With dozens of local film festivals every year, programmers face a real challenge procuring quality films that haven’t already lit up a Bay Area movie screen.
Bragging rights aside, a festival’s quest for premieres typically derives from the desire of organizers to treat their audiences to new films early in their international life. By that measure, the Silicon Valley Jewish Film Festival has come through in a big way this year for moviegoers.
Eight of the 24 films in the 26th annual edition are West Coast or Northern California premieres, including the opening night survival saga “Jungle” on Oct. 21 and the uplifting documentary “My Hero Brother,” which is billed as the “centerpiece” film and will screen twice during the 18-day festival.
“This year we were lucky because we had more good films to choose from,” says Margalit Raviv, the festival’s program director. “Films that were in no other festival, films that had never played in the area.”
“Jungle” may be the biggest coup, with Daniel Radcliffe, best known for his role as the title character in eight “Harry Potter” movies, playing Israeli backpacker Yossi Ghinsberg in a harrowing tale of misadventure and endurance in the Bolivian backcountry. The movie will open in limited release on Oct. 20, though not in the Bay Area, before opening nationwide Oct. 27, so this screening will, in effect, serve as a sneak preview.
Ghinsberg, who wrote the popular memoir that provides the basis for the film and has gone on to become an in-demand motivational speaker, is scheduled to attend the opening night screening at the Oshman Family JCC in Palo Alto along with the film’s producer, Dana Lustig.
Coincidentally, “My Hero Brother” also focuses on Israelis confronting nature and their own limits; the 78-minute documentary is about a group of young people with Down syndrome who go on an demanding trek through the Himalayas with their siblings, dealing with emotional challenges and various conflicts. Israeli filmmaker Yonatan Nir, who co-wrote and co-directed the successful 2011 documentary “Dolphin Boy,” which was acquired by Disney, is slated to be on hand for talks after both screenings, on Nov. 5 at the AMC Saratoga 14 in San Jose and Nov. 6 at the Palo Alto JCC.

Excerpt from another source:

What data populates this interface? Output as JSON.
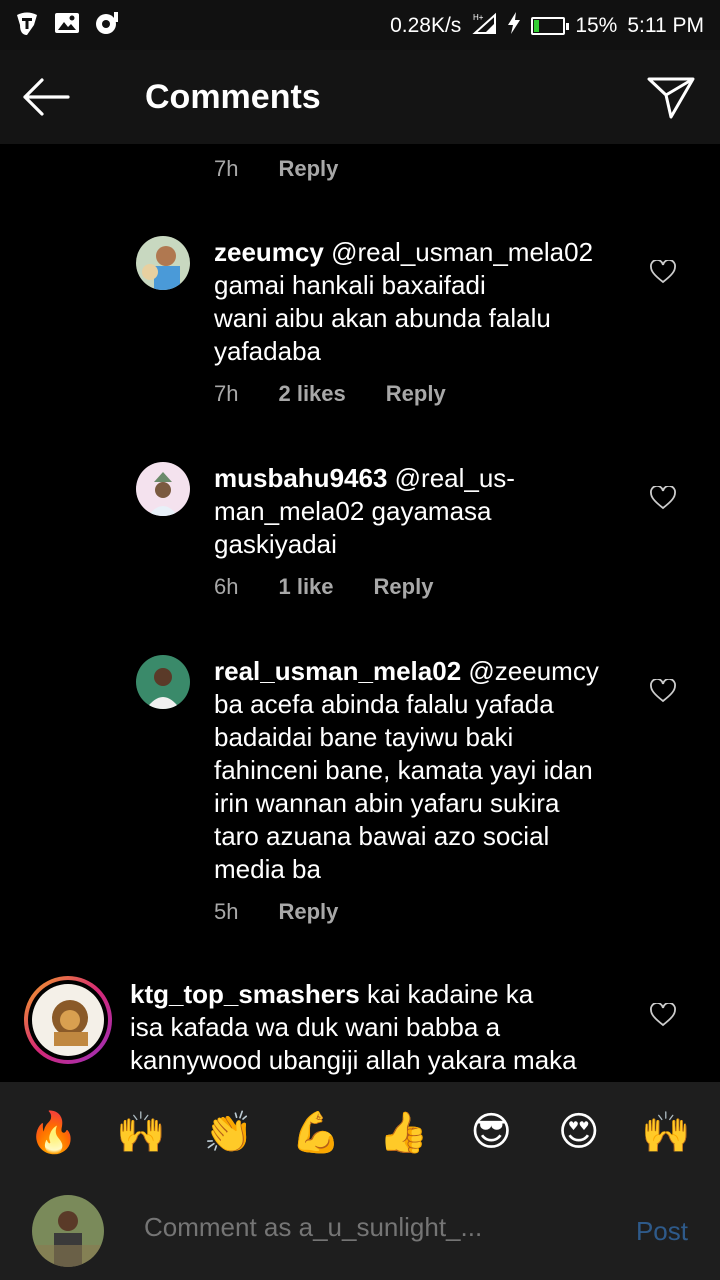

The Nov. 12 closing night film, “Ben-Gurion, Epilogue,” is a historical documentary from Israel featuring footage from a 1968 interview with the first prime minister of Israel. The great man’s grandson, Alon Ben-Gurion, will be on hand with director Yariv Mozer for the screening at the Palo Alto JCC.
The SVJFF will reprise “Joe’s Violin,” the heartwarming Academy Award-nominated short film about the bond that develops between a Holocaust survivor and a Latina schoolgirl in the Bronx, with a special guest: The beneficiary of Joe’s generosity, Brianna Perez, will attend the free San Jose screening on Nov. 5 and will perform before the film.
An emphasis on Israeli cinema is a SVJFF hallmark, although it is unusual for the festival to program Israeli films in all three of the big-night slots. Festival management has long recognized that Israelis continue to move to the South Bay and Peninsula, many to work in high-tech, and they are eager to see the latest movies from their native land.
In fact, half of the members of the preview committee, which screens and helps decide which movies make the final cut, are Israelis based in the Silicon Valley. But the SVJFF’s selection reflects the superior quality of Israeli films over the last 20 years as much as any other factor.
The contingent of Israeli films includes the splendid documentary “Aida’s Secrets” (Oct. 25 and 30), which traces the reunion between brothers separated after World War II and unearths a haunting family mystery. “An Israeli Love Story” (Oct. 25 and 29), a fact-based historical drama set in pre-state Israel, and “Between Worlds” (Nov. 8), an interpersonal Arab-Jewish drama set in Jerusalem, both make their West Coast debuts.
Germany is well-represented in this year’s lineup, with three local premieres. “Sara Stein — Shalom Berlin, Shalom Tel Aviv” (Oct. 26 and Nov. 4) explores the sizable Jewish presence in current-day Berlin through a murder investigation focused on an Israeli victim and a Jewish investigator. The comedy-drama “The Bloom of Yesterday” (Nov. 2) concocts a romance between two German Jews with dramatic family histories, while “Family Commitments” (Nov. 5 and 9) views the complications surrounding a same-sex marriage of a Jewish man to a Muslim man — their parents’ opposition, notably — through a comic lens.
Also receiving its West Coast premiere is the feel-good Canadian drama “The Second Time Around” (Oct. 23 and 28), which charts the late-in-life romance of two residents of an assisted-living facility.
If there’s anything that all these varied films have in common, it’s that they provoke both emotion and discussion.
“I have the sense when people come to our festival, they never rush to leave the movie, and then they never rush to leave the theater,” says Raviv, who moved to the Bay Area 35 years ago, started volunteering at the festival in the mid-1990s and became program director in 2010.
“People stick in the lobby,” she says. “They say, ‘Should I stay for the next one?’ The festival brings the community together.”